Eight months after Rebecca’s death, Ella died in the house at Fifth Avenue and 39th Street, ending a most peculiar New York social story.  George Stanley Shirk maintained ownership of the Central Park West house for years; however he and his family never moved in.  Instead, before long, it sat uninhabited.  According to historian Andrew Alpern, by World War II it was "boarded up, with the doors very neatly covered in painted boards carefully set into the enframement (just as many other large houses on the East Side were similarly boarded up.)"
Then in 1957 the house was converted to apartments and the exterior modernized to comply with mid-century distaste for overblown ornamentation.   In a further attempt to update the old Victorian, it was slathered in white paint.

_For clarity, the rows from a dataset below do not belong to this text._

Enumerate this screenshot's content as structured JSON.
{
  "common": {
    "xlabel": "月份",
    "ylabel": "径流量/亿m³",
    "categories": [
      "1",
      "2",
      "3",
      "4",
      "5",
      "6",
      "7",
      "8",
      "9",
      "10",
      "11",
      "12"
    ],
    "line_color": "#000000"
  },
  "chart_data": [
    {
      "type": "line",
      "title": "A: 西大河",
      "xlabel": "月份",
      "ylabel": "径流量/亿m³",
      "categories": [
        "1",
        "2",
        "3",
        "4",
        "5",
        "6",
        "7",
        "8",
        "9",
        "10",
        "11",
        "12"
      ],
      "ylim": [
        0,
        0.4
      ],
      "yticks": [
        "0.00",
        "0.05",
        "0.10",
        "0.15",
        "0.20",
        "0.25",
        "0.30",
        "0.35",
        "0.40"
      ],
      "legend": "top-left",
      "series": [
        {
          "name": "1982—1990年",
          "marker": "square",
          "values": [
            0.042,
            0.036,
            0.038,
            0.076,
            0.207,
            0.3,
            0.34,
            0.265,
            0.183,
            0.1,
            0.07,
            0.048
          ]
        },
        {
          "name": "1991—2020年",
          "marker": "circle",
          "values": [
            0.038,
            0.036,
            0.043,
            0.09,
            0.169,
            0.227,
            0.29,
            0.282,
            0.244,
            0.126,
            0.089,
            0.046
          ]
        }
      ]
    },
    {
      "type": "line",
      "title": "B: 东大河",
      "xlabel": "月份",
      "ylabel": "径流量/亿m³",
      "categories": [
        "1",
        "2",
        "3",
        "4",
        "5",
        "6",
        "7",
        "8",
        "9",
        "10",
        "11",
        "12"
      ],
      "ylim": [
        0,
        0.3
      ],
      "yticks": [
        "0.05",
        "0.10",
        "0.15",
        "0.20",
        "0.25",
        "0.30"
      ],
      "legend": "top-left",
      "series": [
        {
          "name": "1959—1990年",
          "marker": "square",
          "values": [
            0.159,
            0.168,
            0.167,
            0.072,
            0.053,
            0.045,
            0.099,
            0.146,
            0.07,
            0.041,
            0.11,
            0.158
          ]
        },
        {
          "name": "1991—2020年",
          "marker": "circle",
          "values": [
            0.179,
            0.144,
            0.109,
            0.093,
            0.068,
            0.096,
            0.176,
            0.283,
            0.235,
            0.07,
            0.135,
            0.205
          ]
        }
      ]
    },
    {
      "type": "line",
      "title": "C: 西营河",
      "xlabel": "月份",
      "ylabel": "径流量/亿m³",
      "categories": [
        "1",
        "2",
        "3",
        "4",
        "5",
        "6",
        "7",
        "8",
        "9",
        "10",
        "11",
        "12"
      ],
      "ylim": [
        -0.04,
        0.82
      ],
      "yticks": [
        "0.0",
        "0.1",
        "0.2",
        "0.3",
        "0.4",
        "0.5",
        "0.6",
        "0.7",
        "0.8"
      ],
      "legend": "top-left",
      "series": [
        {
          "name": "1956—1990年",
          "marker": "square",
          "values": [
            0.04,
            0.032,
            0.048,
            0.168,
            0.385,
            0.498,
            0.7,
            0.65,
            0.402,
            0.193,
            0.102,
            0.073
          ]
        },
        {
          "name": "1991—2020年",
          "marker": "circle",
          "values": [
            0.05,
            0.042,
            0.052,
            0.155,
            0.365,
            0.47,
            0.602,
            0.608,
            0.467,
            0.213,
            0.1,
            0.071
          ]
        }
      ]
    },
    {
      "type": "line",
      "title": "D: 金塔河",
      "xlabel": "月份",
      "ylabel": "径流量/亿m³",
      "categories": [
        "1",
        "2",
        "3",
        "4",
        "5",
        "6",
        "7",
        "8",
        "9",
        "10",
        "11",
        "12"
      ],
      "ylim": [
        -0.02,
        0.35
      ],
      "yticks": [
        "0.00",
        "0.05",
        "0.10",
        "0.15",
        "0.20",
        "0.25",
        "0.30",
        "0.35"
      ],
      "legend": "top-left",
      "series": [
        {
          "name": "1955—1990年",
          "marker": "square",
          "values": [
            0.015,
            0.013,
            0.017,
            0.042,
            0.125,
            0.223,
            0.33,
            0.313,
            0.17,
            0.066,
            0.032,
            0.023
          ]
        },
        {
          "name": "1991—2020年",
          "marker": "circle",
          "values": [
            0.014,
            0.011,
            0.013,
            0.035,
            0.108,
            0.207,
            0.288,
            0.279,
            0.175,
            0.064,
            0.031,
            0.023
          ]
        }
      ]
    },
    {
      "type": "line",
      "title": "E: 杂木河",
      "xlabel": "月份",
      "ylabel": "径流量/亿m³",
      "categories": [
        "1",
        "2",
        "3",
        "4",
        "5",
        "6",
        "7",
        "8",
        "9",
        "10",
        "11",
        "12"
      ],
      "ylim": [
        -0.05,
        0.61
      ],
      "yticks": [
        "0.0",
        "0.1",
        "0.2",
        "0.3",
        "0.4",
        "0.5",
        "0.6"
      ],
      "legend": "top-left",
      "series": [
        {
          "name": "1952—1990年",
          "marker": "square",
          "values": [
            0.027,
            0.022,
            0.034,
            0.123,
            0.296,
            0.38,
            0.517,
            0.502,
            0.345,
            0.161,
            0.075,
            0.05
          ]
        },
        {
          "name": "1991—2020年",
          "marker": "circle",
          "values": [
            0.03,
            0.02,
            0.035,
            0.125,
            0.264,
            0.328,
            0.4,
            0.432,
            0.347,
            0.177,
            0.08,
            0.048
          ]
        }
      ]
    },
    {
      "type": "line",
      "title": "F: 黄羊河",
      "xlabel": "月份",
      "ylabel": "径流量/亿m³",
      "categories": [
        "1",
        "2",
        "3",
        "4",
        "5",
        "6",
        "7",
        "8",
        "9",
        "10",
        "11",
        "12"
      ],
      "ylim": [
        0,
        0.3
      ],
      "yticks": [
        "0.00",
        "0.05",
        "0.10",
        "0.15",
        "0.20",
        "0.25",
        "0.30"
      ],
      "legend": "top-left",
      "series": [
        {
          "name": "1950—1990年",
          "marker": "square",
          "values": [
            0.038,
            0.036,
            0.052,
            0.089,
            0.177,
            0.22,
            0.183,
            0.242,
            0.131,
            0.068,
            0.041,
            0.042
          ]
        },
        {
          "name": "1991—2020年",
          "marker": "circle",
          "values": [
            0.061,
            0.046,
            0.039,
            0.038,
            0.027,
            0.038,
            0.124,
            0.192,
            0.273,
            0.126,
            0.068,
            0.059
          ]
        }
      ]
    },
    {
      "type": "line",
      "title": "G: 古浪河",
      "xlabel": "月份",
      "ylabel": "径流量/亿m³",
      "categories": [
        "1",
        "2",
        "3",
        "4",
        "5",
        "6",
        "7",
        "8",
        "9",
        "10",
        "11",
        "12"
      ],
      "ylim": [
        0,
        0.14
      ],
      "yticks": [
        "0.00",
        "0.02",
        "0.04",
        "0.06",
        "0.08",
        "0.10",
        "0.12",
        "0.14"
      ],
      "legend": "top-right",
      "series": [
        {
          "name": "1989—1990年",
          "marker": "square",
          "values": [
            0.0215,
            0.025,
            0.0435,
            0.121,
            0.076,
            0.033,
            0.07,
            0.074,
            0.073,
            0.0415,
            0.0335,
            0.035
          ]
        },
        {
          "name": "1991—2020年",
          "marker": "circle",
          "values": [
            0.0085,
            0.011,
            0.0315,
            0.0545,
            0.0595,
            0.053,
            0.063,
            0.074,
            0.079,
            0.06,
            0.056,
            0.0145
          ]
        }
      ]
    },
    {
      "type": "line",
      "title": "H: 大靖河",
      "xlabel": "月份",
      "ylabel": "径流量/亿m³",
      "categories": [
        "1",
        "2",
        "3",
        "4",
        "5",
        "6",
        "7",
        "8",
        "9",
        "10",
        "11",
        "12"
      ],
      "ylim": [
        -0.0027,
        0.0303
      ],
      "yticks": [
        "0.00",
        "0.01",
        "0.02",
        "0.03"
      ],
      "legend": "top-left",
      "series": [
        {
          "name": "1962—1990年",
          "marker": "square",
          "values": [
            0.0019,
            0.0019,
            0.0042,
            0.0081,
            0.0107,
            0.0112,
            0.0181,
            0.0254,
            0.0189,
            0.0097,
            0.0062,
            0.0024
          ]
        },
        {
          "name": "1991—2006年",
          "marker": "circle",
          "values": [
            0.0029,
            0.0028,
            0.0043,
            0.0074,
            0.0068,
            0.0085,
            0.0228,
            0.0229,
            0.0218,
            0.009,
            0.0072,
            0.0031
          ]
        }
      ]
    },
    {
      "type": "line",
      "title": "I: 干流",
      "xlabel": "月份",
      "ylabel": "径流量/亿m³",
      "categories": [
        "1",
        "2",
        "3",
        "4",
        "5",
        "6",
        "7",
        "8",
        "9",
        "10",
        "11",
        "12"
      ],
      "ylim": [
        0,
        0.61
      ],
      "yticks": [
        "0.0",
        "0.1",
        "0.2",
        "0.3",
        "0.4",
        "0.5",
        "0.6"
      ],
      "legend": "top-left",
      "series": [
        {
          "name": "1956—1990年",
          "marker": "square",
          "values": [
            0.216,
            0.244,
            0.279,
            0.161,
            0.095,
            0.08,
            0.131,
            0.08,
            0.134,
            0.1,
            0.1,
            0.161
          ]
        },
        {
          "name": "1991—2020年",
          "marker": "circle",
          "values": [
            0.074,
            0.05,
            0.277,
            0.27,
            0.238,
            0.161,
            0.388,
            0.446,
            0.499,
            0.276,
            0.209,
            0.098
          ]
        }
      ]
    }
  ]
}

No. 249 lost its carved ornamentation, still evident next door at No. 247 (which also endured a coat of paint) -- photo by Alice Lum

One of the tenants, John Herget, purchased the house in 1974.  The former mansion would probably have remained a bit beat up if a chunk of the fa├žade had not crashed to the sidewalk in 1989.  In order to repair the masonry, Herget had to strip off the paint and eventually the facade was somewhat unintentionally restored.
The magnificent woodwork of the dining room is unbelievably intact -- photo

Around 2006 the mansion was purchased for $14.4 million and a conversion was begun to bring it back to a single-family home.   A real estate agent put a happy face on the gutting of the top two floors saying “most of the demolition work has been completed in preparation for the building’s metamorphosis.”

Exquisite stained glass survives throughout the lower floors.  photo

Despite the outrage committed upstairs, the interiors of the lower floors are astoundingly intact.   The oak-paneled dining room with stained glass and coffered ceiling; the pocket doors and eccentric nooks all survive.   Relisted and sold in 2013 for just under $20 million, the once-abused dowager has reclaimed her position as grand dame of the block.